Monex has seen a marked drop in the number of calls we receive from our merchants regarding fraud-related issues. This decrease in skimming is a direct result of Chip and PIN technology, a technology of which Monex was an early advocate
Toronto, Ontario (PRWEB) March 15, 2013
A report issued by the Interac Association (Interac) has found that debit card fraud losses resulting from skimming (the illegal copying of information from the magnetic strip of a credit or debit card) are at the lowest recorded levels since 2003, falling from a high of $142 million in 2009 to $38.5 million in 2012.
Interac is citing the move to Chip-enabled technology as one of the driving forces behind this shift. “As a recognized leader in debit payments, Interac has unique insights into payment trends,” says Parry Rosenberg, MONEXgroup’s (Monex) vice president of sales. “Monex has seen a marked drop in the number of calls we receive from our merchants regarding fraud-related issues. This decrease in skimming is a direct result of Chip and PIN technology, a technology of which Monex was an early advocate.”

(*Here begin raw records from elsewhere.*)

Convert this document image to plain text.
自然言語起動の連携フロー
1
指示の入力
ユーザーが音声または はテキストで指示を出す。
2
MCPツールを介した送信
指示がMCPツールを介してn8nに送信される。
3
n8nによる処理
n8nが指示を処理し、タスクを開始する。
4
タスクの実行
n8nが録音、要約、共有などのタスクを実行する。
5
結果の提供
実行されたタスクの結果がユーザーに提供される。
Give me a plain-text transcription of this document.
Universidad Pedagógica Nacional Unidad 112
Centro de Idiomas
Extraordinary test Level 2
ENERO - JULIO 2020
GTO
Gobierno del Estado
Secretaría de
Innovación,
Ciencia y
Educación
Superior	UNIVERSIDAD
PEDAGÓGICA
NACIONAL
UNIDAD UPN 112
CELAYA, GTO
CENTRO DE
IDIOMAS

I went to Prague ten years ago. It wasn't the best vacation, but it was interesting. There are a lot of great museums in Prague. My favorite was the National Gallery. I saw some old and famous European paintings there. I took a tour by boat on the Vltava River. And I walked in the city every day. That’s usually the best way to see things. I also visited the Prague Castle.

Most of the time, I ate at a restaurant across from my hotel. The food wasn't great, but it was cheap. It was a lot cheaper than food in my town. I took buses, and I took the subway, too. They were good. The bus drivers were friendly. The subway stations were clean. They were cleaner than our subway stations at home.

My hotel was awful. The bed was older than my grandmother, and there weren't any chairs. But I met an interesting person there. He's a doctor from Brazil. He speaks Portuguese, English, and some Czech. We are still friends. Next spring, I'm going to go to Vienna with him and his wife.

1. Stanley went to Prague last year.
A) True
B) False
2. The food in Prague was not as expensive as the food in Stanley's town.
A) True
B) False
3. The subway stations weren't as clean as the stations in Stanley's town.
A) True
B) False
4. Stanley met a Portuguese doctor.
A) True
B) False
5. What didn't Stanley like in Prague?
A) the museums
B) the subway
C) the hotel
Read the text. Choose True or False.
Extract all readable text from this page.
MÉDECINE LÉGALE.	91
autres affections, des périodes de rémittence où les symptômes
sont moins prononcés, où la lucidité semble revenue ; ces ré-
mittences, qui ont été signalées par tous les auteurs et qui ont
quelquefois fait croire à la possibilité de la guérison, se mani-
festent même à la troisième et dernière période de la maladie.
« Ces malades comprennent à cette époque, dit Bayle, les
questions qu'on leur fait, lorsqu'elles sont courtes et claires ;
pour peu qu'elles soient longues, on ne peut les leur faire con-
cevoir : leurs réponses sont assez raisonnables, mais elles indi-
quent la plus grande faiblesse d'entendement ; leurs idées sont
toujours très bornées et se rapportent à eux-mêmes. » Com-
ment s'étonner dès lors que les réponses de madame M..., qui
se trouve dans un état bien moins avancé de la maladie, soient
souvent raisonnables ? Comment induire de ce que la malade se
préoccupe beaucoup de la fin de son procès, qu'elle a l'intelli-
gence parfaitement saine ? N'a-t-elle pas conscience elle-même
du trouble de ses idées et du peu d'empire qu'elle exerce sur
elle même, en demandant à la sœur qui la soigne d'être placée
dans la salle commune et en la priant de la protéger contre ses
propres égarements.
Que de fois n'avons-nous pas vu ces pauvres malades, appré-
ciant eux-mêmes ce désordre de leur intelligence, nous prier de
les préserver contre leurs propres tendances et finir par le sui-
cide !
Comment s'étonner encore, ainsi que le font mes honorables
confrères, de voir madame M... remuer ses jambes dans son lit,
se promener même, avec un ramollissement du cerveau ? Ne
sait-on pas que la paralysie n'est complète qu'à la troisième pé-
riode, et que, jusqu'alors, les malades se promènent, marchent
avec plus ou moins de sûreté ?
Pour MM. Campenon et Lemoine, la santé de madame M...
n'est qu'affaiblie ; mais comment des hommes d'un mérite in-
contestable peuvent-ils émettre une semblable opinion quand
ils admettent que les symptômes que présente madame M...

Chip technology is widely regarded as one of the most effective ways for businesses to safeguard sensitive financial information as it cannot be copied. By the end of January 2013, 99% of debit cards and 99.6% of automatic bank machines (ABMs) across Canada had been converted to Chip technology. Further to that, nearly 90% of the country’s point-of-sale (POS) terminals have been converted to Chip and the remainder are mandated to be switched over by December 2015. As a leading provider of payment processing solutions, Monex was an early adopter of this progressive technology and made Chip terminals a central element in its strategy to combat fraud.
By utilizing chip-enabled debit cards and POS systems, merchants, and their customers, can be confident that they are doing what they can to protect themselves from debit card fraud.